Si tratta infatti del risultato di una profonda ricerca non solo dei lemmi di gioco o del loro senso compiuto, ma di un tuffo a pie' pari nel mondo del gioco fatto da giocatori, con la curiosità tipica del giocatore e più, dell'autore di giochi, che ha trovato interesse nell'etimo come nel ludico, nello scritto come nel giocato.
E' nato così, dopo ben 10 anni di gestazione e più di cinque milioni di battute, un riferimento senza precedenti per tema e per stile…
Perché come detto questo lavoro vive non solo delle parole, ma anche e soprattutto dello spirito degli autori, che ne hanno fatto uno strumento alla pari dell'argomento trattato, ossia intelligente e idiota al contempo, arricchito di determinante ironia e di una mal celata vena enigmistica che sfoga in diversi giochi nascosti tra le definizioni.
Per comprendere la passionalità messa nello sviluppo di questo progetto Angiolino svela che l'idea di Sidoti aveva generato un contratto iniziale per un milione di battute, il fatto che questo lavoro si sia quintuplicato d'iniziativa propria degli autori se non è una garanzia di qualità di poco la manca.
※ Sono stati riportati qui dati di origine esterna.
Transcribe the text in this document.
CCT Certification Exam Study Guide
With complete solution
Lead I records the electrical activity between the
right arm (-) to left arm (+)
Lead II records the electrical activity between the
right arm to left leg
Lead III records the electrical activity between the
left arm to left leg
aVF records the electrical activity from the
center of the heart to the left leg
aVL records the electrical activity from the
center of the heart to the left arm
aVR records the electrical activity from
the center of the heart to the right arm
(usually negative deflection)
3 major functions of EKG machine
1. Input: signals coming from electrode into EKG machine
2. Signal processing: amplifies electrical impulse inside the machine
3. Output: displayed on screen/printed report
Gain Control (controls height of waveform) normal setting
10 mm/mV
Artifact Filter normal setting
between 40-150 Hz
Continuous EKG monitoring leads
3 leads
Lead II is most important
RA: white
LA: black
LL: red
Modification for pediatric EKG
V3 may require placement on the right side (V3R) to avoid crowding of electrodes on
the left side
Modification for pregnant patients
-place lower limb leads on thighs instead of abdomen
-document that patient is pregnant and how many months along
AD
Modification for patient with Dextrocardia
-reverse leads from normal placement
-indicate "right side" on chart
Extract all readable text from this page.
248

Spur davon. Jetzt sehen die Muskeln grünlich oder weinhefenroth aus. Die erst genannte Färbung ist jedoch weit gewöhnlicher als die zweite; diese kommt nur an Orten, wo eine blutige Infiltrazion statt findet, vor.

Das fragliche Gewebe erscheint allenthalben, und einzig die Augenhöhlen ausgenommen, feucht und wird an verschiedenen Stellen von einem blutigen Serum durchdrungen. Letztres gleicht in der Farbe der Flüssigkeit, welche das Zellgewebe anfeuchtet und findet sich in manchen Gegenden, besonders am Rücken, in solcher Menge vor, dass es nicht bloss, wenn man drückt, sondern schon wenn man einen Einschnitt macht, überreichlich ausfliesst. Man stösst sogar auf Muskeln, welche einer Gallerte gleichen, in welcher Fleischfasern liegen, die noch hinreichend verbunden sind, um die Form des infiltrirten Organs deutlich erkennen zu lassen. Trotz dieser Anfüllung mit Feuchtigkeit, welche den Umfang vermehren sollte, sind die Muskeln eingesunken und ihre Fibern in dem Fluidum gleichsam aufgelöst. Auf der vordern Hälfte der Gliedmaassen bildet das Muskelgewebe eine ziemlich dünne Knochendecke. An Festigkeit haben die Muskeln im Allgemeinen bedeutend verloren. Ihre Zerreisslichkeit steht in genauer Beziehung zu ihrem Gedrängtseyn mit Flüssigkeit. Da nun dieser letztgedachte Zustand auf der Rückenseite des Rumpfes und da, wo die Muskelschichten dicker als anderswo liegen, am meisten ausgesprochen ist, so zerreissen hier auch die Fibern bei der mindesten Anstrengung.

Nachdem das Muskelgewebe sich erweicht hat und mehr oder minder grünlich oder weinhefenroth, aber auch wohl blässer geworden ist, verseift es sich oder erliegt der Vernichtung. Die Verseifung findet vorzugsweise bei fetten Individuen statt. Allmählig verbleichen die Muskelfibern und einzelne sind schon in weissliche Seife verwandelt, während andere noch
Tornando a quel che il dizionario non è parliamo di letteratura, perché il tomo in questione non è mera terminologia tecnica, ma anche studio letterario. Percorrendo le vie del gioco infatti s'incontrano i versi di Campanile e Marinetti come le opere di Goldoni, che cede il passo con convinzione ed ampio margine addirittura al regolamento stesso del gioco più in voga del tempo; uno sguardo in un mondo che più spesso vede i testi entrare nelle scatole di giochi piuttosto che viceversa.
E ancora, questo Zanichelli non è un fiume di parole sul gioco visto oggi, ma un ruscello che scorre lungo le rive del tempo portando alla foce una quantità di piccole pepite, aneddoti storici che rappresentano non solo la presenza del gioco nella vita dell'umanità, ma che ne determinano l'importanza sempre meno accessoria quanto sempre più preziosa nello sviluppo della civiltà e nelle sue sfumature, essenziali quanto sofisticate.
Così nel ventre del campidoglio è stato possibile incontrare un libro che tra strumento e futilità promette di offrire a ciascun lettore quello che cerca ma soprattutto quel che non avrebbe cercato.